Spend an afternoon poking around the site and just trying a few games in your browser, see what it’s about! Then check out the help files and look at the scripting. The biggest downside for me is that if/then statements can ONLY EVER lead to jumps. You can’t process simple logic without jumping to a label to do so …
that does sound quite cool. I’ll have to check this out, feels like something I would have really enjoyed as a kid.
Thanks!
FuckyeahZZT!!!
So good.
Objectively yes. From the 90s to the early ‘10s.
Gears of War was huge.
Unreal Tournament was pretty big for several iterations.
Unreal engine is STILL used by half the video game industry.
If Sweeney can read this, I just want to tell him something. As someone who made games with ZZT as a kid and thought it was the best thing ever, you need to understand that no AI could make something like that, even if as a kid using copied and ‘inspired’ code from other games (and learned how to hexedit out the protections from other ZZT worlds so I can see how they worked) the cycle of just working through a rudimentary coding language was the reward in and of it self even if I never did finish the game I had in mind.
BTW, that game just involved an adventurer in a kingdom that is being troubled by… Hitler’s ghost, and your objective was to send his ass back to hell. I found a boss fight in another ZZT world that I thought was too cool not to reuse for that purpose, too. But sadly it was never finished.
That being said, we DO need ‘AI generated’ or ‘AI assisted’ as a tag. There isn’t anything weird or wrong with that. In online art spaces like deviant art you can tag stuff as ‘traditional’ art (meaning done on paper/canvas with whatever media you used, like pencils, various paints, etc) or digital or a combination thereof, like a hand drawn sketch that was completed and colored with photoshop. Why the fuck would anyone be against telling people what tools were used?
I’m not surprised. People thought he was a good guy because he sued Apple and Google, but he did it for his own profit, not for the principle. And now he wants AI slop games for his own profit, too.
Him not ordering support for Fortnite on Linux says it all about how serious he actually is about wanting to escape OS ecosystems like Apple, Google, and Windows. He doesn’t care about alternatives.

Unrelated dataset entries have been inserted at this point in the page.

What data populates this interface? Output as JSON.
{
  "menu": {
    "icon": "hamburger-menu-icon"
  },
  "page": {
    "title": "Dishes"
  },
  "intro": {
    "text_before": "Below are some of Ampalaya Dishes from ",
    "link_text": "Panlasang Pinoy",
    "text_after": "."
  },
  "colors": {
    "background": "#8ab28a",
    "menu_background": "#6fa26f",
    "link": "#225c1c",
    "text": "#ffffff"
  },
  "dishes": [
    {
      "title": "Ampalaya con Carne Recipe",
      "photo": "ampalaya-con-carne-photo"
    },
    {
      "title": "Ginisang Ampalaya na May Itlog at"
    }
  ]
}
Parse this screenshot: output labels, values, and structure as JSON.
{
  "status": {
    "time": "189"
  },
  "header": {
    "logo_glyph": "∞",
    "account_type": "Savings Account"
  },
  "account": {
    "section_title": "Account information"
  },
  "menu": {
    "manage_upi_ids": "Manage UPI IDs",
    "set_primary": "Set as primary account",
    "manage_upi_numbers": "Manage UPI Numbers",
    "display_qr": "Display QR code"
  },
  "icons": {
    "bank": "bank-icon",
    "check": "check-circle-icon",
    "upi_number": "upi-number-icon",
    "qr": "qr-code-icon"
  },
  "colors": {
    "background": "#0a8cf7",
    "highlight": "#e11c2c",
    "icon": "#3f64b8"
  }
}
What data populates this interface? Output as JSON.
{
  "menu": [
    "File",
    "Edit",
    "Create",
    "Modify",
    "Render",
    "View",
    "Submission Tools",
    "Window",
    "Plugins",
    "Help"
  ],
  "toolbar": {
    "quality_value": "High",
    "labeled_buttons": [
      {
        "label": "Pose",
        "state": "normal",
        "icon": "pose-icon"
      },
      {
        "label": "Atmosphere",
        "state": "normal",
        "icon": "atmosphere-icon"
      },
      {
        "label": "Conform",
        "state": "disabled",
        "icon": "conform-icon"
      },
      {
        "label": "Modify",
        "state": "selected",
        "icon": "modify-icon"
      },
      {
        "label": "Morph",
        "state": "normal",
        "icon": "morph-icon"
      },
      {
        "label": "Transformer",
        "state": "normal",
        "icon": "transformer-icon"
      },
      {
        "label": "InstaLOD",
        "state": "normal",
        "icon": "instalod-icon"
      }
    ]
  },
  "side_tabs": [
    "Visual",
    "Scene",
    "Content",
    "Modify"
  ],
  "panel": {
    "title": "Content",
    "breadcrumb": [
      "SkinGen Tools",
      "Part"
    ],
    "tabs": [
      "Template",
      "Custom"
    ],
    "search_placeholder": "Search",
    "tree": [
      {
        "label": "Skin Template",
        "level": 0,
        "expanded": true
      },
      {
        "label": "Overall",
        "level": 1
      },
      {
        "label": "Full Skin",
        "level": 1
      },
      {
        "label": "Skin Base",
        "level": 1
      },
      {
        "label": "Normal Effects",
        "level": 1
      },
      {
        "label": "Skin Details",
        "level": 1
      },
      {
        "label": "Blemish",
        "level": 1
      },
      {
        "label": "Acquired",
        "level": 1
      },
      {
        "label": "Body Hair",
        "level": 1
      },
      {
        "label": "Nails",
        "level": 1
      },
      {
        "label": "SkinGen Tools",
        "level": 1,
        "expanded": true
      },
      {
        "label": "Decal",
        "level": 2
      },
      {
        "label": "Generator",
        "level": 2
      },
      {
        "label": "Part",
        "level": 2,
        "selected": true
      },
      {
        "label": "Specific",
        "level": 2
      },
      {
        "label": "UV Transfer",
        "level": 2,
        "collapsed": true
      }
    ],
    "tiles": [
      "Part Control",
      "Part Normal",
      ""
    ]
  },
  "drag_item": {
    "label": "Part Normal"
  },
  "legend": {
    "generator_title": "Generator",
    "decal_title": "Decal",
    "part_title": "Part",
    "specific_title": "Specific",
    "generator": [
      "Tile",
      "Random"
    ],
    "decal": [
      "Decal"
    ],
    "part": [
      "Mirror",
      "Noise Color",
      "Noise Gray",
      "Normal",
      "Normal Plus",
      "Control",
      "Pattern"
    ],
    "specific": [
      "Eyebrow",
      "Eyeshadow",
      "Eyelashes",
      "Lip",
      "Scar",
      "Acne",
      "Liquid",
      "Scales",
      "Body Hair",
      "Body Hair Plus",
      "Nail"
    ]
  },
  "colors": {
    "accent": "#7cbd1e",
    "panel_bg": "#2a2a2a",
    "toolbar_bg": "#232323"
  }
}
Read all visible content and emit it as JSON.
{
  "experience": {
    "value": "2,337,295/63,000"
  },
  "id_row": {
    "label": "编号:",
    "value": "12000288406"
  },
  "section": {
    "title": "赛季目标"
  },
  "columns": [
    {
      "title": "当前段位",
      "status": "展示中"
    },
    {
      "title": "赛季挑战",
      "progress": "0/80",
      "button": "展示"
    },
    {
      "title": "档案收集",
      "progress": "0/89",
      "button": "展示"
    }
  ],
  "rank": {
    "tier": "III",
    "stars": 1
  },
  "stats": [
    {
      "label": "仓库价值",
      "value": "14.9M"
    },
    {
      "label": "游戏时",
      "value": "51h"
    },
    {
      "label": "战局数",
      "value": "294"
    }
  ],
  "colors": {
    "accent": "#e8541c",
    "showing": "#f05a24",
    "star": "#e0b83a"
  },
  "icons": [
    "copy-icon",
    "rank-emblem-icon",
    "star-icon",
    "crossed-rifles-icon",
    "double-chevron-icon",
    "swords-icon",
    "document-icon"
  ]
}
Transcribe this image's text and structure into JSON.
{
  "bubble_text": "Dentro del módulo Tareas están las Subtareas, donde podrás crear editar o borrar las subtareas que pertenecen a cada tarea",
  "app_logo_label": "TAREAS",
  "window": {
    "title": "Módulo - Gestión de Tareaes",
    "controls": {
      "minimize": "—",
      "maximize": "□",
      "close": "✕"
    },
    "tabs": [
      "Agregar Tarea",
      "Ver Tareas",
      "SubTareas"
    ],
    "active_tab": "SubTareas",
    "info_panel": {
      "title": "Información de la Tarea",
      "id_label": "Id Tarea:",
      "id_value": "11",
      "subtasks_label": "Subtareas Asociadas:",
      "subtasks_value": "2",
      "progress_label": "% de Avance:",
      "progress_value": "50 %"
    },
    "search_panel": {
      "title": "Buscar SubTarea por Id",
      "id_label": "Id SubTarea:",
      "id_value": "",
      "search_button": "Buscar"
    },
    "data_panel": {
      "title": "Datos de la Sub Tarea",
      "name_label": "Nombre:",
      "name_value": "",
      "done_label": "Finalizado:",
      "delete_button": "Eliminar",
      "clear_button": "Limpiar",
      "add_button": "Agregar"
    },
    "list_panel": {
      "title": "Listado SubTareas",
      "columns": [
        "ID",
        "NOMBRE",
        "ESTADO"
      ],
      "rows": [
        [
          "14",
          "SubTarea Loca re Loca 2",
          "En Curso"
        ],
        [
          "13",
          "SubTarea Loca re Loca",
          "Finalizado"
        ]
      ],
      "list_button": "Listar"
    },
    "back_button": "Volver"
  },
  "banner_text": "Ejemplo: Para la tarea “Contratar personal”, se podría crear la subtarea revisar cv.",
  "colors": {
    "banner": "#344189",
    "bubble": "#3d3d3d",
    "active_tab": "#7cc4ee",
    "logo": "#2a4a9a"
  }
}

His only goal is getting more profit, since when it comes to supporting movements that would help Linux grow that might allow him to not be at the mercy of other corporations he chooses to do nothing. As long as he makes profit he is happy to be on copilot riddled Windows and spyware Google Android. He considers Linux a waste of money to put resources towards.
This is like Jared Leto giving Daniel Day-Lewis acting advice 😂
Go back in your hole, Tim.
He’s not wrong about the main point, but I think it just means you need to be clearer about the AI disclosure. Was this AI generated images, text, or voices? Was the codebase just using small amounts of AI tab completion or substantial portions of AI generated code?
That’s nuance. Don’t make the MBA decision maker’s heads explode.
Headlines where I have to remind myself not to downvote the OP for sharing news even when I despise the person being reported on.
I remember seeing a joke once about what if Reddit added left votes and right votes with no explanation in addition to up votes and down votes.